Few case reports have described the imaging characteristics of primary subcutaneous sacrococcygeal myxopapillary ependymomas. In one report, the mass was well defined, slightly lobulated, and isointense with muscle on T1-weighted images, with heterogeneous enhancement (8). In cases of intrasacral, intradural, myxopapillary ependymomas, the lesions were of low signal intensity on T1-weighted images and heterogeneously hyperintense on T2-weighted images, with heterogeneous enhancement after contrast administration (12, 13). The heterogeneity on T2-weighted images and on contrast-enhanced T1-weighted images may relate to fibrous tissue or sclerosis of the perivascular mucinous stroma, hemorrhage, or necrosis (13). The lesion in our patient showed heterogeneous peripheral hyperintensity, central hypointensity on T1-weighted images, heterogeneous enhancement after contrast administration, and multiple foci of low and intermediate to high signal intensity on T2-weighted images. This heterogeneity may relate to hemorrhage, blood degradation products, necrosis, or calcifications. The contrast-enhancing portion corresponded to microscopically viable tumor and the low-signal-intensity portion on T1-weighted images corresponded to necrosis. Multiple internal septa and dystrophic calcifications were also present, findings that have not previously been described in subcutaneous sacrococcygeal myxopapillary ependymomas.

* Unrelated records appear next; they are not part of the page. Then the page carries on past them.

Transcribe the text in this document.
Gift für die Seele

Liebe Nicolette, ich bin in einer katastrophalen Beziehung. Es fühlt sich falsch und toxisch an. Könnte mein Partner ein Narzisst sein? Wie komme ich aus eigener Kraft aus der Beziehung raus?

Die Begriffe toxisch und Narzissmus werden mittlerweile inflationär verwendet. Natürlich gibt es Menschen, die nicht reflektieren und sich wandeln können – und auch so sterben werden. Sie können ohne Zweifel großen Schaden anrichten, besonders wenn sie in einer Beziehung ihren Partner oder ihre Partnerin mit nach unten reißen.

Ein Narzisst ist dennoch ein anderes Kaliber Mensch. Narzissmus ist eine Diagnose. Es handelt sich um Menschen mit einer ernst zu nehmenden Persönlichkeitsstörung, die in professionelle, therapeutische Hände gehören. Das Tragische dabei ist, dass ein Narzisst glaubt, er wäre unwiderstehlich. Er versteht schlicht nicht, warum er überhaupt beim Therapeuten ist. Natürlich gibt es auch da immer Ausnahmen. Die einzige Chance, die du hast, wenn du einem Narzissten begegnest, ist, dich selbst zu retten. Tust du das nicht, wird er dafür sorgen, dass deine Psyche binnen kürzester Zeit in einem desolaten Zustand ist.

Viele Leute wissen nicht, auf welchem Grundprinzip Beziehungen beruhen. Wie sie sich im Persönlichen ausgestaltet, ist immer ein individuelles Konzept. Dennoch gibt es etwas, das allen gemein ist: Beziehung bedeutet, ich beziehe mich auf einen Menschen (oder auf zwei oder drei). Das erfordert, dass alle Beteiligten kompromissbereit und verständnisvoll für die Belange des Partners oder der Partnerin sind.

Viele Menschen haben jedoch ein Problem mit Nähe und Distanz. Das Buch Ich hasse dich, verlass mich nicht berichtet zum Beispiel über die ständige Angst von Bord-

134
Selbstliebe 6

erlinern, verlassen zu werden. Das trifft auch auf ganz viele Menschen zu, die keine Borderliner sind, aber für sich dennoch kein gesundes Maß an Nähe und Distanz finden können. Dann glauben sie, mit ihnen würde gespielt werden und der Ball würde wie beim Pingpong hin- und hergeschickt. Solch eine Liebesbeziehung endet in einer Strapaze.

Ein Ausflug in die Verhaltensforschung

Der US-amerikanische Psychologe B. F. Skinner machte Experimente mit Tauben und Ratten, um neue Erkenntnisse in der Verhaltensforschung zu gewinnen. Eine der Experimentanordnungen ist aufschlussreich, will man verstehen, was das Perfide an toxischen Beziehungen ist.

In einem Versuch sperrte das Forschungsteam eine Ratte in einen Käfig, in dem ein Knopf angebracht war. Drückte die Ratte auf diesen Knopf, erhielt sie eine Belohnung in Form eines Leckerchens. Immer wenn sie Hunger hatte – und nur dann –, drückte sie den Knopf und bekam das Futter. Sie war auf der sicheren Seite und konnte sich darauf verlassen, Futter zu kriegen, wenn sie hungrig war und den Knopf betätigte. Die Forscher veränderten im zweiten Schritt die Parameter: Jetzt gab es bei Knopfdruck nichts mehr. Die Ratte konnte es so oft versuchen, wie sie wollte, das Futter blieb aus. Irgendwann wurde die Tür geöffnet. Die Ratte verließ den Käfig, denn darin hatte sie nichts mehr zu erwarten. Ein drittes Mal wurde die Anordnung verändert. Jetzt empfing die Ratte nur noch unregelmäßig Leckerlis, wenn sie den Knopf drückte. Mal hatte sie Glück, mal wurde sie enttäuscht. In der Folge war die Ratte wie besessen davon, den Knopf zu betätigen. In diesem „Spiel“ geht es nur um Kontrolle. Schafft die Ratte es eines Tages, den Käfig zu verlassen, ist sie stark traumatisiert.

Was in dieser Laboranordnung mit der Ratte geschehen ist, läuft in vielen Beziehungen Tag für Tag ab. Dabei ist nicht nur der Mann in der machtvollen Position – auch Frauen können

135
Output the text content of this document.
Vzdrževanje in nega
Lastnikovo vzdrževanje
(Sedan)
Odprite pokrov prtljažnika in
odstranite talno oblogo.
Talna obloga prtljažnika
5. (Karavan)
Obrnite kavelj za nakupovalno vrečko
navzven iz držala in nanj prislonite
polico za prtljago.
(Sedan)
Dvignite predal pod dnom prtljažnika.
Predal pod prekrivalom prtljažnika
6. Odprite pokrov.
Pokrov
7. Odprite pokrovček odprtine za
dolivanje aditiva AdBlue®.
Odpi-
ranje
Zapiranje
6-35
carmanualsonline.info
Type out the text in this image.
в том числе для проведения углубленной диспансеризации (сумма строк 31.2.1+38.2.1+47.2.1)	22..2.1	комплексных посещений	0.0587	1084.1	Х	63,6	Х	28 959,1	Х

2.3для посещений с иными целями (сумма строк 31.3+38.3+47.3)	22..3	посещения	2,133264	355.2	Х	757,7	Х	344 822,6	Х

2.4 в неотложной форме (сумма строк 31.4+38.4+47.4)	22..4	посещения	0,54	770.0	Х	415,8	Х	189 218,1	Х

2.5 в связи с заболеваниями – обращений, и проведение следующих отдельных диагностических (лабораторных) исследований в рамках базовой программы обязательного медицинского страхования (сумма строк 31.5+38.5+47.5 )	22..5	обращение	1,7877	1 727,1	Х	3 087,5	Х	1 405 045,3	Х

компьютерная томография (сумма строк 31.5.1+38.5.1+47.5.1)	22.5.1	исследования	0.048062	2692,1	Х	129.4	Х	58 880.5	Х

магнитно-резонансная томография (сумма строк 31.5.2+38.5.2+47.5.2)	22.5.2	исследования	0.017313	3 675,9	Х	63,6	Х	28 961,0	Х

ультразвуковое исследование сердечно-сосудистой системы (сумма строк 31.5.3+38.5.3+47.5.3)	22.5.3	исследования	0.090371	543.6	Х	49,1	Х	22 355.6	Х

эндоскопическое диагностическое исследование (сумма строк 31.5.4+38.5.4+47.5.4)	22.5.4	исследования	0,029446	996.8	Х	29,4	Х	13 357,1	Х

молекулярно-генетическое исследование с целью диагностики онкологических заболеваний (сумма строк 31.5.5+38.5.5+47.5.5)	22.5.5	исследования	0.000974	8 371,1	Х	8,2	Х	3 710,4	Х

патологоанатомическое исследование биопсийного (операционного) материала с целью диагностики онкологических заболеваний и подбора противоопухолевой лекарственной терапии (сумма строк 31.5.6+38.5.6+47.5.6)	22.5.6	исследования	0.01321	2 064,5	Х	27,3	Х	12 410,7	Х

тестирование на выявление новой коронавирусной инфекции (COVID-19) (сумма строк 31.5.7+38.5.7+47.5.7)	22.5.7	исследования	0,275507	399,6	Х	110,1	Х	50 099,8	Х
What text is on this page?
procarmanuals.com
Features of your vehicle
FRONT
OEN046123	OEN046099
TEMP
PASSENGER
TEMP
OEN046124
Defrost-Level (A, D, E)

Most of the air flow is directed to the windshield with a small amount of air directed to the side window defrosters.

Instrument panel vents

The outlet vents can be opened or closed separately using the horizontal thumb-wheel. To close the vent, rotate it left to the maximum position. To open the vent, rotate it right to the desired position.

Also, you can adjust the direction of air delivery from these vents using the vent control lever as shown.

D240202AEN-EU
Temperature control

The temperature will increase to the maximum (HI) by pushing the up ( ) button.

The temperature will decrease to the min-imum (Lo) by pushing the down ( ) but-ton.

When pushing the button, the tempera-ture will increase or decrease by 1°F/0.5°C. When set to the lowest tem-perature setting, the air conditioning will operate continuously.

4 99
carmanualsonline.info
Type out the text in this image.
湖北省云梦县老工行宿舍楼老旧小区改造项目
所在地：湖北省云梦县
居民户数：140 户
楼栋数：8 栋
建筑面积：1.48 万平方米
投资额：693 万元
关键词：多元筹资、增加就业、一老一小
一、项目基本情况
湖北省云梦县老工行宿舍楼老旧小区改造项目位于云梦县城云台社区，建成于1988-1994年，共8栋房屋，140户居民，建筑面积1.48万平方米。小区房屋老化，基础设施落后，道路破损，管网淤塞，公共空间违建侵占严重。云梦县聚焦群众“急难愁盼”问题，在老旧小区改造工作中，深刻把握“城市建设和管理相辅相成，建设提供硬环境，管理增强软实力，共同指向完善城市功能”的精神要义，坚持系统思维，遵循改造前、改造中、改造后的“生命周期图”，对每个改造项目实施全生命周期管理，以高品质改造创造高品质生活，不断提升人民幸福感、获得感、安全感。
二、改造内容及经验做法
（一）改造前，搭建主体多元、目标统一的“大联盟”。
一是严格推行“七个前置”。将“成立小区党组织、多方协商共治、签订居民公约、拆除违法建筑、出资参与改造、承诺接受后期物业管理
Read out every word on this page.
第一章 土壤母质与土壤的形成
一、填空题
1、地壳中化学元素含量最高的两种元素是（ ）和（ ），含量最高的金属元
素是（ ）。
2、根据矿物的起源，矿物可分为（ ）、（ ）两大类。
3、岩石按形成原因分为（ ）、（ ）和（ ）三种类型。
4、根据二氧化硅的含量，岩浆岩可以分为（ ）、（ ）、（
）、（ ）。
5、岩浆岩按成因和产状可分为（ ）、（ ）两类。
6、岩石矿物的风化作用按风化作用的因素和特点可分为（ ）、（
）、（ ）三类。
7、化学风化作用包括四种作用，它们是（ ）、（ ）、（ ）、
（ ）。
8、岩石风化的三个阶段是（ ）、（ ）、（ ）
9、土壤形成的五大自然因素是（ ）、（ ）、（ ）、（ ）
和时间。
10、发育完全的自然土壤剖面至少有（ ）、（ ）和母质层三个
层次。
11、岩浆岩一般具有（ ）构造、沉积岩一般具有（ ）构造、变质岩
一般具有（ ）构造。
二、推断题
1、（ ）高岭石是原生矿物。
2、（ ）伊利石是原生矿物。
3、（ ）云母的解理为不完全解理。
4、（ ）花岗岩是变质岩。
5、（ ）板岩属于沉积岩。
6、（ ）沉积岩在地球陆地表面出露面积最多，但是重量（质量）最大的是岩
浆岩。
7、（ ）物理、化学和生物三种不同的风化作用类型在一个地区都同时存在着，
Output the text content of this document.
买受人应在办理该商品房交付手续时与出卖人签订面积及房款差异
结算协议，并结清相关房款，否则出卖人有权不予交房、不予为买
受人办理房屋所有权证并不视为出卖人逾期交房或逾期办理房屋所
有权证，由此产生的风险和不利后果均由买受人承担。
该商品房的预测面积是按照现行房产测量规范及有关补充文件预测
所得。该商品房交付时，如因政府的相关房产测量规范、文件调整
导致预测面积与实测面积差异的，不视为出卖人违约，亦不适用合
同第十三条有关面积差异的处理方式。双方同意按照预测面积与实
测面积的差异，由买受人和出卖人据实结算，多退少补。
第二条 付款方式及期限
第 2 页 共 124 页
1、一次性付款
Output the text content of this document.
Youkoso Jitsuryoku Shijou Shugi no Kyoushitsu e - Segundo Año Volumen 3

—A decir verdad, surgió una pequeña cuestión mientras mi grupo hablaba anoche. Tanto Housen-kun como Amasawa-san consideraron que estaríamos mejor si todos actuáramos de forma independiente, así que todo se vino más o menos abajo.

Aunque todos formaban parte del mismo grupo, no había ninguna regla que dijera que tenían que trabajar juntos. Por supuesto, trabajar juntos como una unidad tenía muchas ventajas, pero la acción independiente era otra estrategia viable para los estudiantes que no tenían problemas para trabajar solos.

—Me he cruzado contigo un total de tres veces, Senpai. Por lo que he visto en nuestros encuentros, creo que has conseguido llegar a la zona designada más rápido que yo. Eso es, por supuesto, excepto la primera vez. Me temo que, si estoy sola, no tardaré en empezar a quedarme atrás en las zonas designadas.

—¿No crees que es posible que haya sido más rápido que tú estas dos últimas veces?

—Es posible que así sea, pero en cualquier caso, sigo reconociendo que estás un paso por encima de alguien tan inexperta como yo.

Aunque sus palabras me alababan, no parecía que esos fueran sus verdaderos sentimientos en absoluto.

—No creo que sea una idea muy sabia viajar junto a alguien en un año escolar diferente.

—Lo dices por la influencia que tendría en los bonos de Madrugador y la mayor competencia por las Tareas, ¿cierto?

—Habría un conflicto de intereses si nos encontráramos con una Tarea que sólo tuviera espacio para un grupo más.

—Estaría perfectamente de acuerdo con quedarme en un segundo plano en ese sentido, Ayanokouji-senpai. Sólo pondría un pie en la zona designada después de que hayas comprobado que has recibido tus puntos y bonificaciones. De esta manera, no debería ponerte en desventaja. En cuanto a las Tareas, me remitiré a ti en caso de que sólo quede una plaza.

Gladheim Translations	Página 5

Subcutaneous sacrococcygeal myxopapillary ependymomas grow slowly and therefore are often large at the time of presentation; the mean age at presentation is 17 years (range, 10 months to 47 years) (2). The differential diagnosis includes sacrococcygeal teratoma, pilonidal cyst, and neurogenic tumor. Sacrococcygeal teratomas are either cystic and solid or predominantly cystic; they are rarely solid (14). Over 50% have calcification or ossification. Sacrococcygeal myxopapillary ependymoma may be mistaken for a solid teratoma; however, most sacrococcygeal teratomas are discovered in the newborn period and imaging studies help indicate the diagnosis, especially if fat is present in the lesion (14).

Conclusion

Despite the rarity of subcutaneous sacrococcygeal myxopapillary ependymoma and the nonspecificity of imaging findings, this tumor should be considered in the differential diagnosis of a sacrococcygeal mass.